Lors de cette même matinée d’échanges, le garde des Sceaux a par ailleurs indiqué avoir sollicité « une activation plus dynamique et coordonnée des leviers juridiques, institutionnels et diplomatiques » lorsque de telles situations se présentent.
Comprendre : mieux empêcher les départs d’enfants lorsqu’un risque est identifié et mobiliser davantage les autorités françaises lorsqu’un enfant a déjà quitté le territoire français et que l’État dans lequel il se trouve refuse de coopérer.
Gérald Darmanin a également affiché l’ambition de poursuivre les démarches destinées à « encourager de nouveaux États à rejoindre » la Convention de La Haye de 1980, qui compte aujourd’hui 103 États parties.
Le texte contribue à la lutte contre les enlèvements internationaux d’enfants en organisant la coopération entre les États et une procédure rapide destinée à ramener l’enfant dans son pays de résidence habituelle, afin que le parent qui l’a déplacé illicitement ne puisse pas tirer avantage de cet enlèvement pour faire trancher ailleurs la question de sa garde.
Objectif de ces différents engagements : aboutir à « une politique plus structurée et plus opérationnelle », pour « mieux protéger les enfants, mieux appuyer les parents victimes et ne négliger aucun moyen d’action lorsqu’un enfant est indûment séparé de l’un de ses parents, hors de France », liste le ministère.
Depuis le 1er janvier de cette année, 96 nouveaux dossiers initiés par la France à l’international ont été ouverts. Au 12 juin 2026, 189 dossiers de ce type étaient en cours.

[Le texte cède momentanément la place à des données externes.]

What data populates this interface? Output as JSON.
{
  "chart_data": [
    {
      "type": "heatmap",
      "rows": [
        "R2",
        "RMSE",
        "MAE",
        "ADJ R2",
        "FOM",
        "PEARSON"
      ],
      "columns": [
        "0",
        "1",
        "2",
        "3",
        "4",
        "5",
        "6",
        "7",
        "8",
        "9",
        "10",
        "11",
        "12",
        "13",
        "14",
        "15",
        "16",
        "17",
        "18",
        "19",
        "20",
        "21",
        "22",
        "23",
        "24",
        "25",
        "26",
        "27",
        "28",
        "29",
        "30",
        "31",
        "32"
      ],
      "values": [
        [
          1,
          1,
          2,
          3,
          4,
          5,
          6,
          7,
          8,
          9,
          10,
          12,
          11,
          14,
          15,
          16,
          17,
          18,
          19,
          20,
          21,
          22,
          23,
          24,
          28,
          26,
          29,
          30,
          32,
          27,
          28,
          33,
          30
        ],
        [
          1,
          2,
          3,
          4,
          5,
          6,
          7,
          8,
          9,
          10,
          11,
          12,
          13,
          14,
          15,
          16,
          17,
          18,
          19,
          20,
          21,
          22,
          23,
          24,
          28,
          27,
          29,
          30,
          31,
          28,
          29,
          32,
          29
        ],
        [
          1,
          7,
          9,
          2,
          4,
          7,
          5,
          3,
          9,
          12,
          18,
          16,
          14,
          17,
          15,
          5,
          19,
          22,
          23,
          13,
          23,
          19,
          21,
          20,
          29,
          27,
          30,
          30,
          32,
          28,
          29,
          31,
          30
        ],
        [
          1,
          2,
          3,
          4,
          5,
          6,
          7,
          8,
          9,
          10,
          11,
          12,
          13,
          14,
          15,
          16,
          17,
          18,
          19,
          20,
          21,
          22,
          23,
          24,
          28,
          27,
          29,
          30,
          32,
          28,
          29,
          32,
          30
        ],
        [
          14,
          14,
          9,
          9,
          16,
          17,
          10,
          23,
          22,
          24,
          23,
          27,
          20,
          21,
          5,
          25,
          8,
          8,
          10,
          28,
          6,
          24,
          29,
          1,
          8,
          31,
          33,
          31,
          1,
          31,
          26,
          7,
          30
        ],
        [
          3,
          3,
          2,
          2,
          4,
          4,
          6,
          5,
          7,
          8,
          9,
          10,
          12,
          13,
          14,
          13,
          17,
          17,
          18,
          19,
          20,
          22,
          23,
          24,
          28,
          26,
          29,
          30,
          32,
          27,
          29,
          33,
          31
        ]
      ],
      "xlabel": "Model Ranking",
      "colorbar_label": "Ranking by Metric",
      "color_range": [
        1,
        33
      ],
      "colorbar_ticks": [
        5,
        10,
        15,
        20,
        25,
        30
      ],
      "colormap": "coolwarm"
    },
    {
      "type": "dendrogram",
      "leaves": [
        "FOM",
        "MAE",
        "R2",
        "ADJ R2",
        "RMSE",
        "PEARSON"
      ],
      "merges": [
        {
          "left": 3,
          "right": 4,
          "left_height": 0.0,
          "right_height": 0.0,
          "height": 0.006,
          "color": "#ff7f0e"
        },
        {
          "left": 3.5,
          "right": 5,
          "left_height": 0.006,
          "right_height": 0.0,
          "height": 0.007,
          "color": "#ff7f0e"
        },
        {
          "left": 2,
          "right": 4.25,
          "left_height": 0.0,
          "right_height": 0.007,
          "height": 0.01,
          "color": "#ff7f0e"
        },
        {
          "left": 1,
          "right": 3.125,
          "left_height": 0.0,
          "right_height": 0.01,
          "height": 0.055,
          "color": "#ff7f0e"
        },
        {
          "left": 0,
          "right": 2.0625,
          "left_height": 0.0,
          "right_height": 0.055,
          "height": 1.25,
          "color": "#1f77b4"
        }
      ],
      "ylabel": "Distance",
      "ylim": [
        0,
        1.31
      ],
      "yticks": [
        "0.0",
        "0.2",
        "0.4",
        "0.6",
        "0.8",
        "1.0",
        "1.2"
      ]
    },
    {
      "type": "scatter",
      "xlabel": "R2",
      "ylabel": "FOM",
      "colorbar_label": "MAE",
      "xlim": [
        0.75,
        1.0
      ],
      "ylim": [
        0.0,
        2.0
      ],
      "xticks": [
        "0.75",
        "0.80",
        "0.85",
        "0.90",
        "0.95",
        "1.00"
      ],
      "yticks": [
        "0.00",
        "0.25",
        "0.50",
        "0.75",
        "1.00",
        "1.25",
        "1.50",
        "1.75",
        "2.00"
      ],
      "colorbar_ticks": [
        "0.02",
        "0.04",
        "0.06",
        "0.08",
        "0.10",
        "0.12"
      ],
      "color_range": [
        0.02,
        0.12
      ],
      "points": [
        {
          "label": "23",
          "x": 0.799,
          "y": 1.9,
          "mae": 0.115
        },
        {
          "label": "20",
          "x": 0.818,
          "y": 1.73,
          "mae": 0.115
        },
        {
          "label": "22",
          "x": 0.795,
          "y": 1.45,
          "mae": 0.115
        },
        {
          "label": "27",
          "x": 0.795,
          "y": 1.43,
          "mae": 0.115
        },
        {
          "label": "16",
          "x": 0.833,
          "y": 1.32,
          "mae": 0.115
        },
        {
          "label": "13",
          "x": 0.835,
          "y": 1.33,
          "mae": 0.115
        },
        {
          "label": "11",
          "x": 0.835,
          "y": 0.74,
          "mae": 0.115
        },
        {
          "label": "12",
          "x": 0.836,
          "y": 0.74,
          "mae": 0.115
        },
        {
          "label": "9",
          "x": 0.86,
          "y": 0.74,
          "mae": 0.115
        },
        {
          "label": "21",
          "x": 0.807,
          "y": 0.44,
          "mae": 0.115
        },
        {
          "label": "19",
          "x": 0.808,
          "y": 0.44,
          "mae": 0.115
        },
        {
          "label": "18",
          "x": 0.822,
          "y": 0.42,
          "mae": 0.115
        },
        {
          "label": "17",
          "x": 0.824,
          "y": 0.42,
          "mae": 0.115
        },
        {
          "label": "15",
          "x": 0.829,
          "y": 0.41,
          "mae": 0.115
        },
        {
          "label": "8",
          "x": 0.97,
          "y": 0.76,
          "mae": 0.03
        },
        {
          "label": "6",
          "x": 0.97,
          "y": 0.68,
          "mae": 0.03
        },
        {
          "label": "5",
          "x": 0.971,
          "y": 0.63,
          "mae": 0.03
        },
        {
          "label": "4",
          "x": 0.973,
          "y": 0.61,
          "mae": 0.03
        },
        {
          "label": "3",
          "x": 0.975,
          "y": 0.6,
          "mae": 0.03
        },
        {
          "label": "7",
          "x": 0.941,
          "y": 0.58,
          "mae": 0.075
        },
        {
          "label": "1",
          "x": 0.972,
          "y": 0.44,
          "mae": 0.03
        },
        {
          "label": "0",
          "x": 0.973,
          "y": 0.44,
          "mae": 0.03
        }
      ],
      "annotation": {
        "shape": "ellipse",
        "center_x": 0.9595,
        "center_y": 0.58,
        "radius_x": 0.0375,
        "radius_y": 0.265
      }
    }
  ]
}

Parmi eux figure celui de Ludivine, dont le témoignage a été recueilli par RTL. Cette mère affirme ne pas avoir vu sa fille depuis deux ans et neuf mois, après le départ de son ancien compagnon avec l’enfant en Thaïlande. Selon son récit, elle avait pourtant obtenu la garde de sa fille en France puis en Tunisie. Le père et l’enfant se trouveraient aujourd’hui au Qatar.